Sequential Decision-Making Under Stochastic Uncertainty

14 Aug 2023 13:44

Yet Another Inadequate Placeholder.

That said... I'm interested in the theory of optimal decision-making, when you need to make multiple decisions over time, and there is non-trivial stochastic uncertainty, either because the effects of your actions are somewhat random, or because you can only coarsely and noisily measure the state of the system you're acting on. I am particularly interested in the extent to which optimal strategies can be learned, in the usual "probably approximately correct" sense of computational learning theory. Here it seems that there is a potentially very important difference between trying to learn an optimal strategy on the basis of merely historical, haphazard data, versus actually performing experiments. In fact, in some sense the best way to learn about the optimal policy may be to experiment with a totally random policy, because the data you gather from such an experiment is totally free of outside, confounding factors. (Similarly, one way to learn about the properties of a nonlinear system is to measure its response to white noise; this is the Wiener method for transducers.)

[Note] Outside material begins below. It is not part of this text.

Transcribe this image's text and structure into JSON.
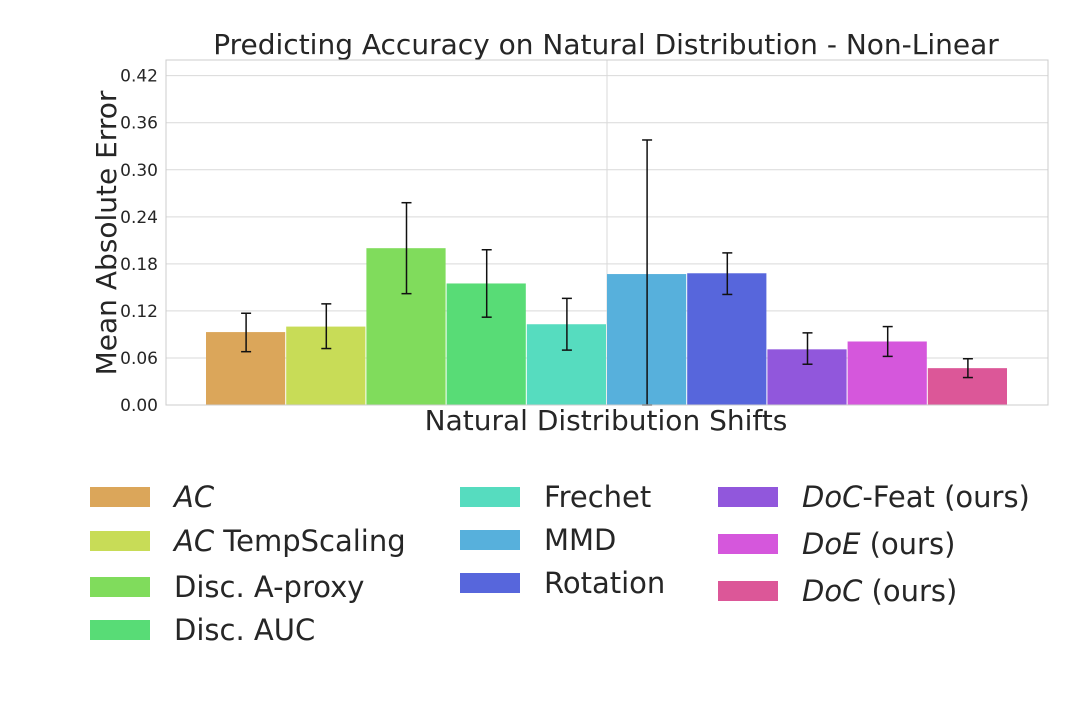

Finding the optimal strategy turns out to be a very hard problem, both computationally and statistically, and it seems staggeringly unlikely that most human beings, when faced with such situations, respond in anything like the optimal manner. (This is part of the reason things like DSGE models in macroeconomics are crazy.) Or, rather, if we do act optimally, it's with respect to a non-obvious criterion.

Related or subsidiary topics which will also show up here: Partially-observable Markov decision processes, reinforcement learning, etc., etc.

People sometimes distinguish between "risk", which can be represented stochastically, i.e., as a probability distribution, and "uncertainty", where there is simply no basis for assessing frequencies or the like. Decision-making under such strong or genuine uncertainty is a very different problem, better addressed using the tools of low-regret learning.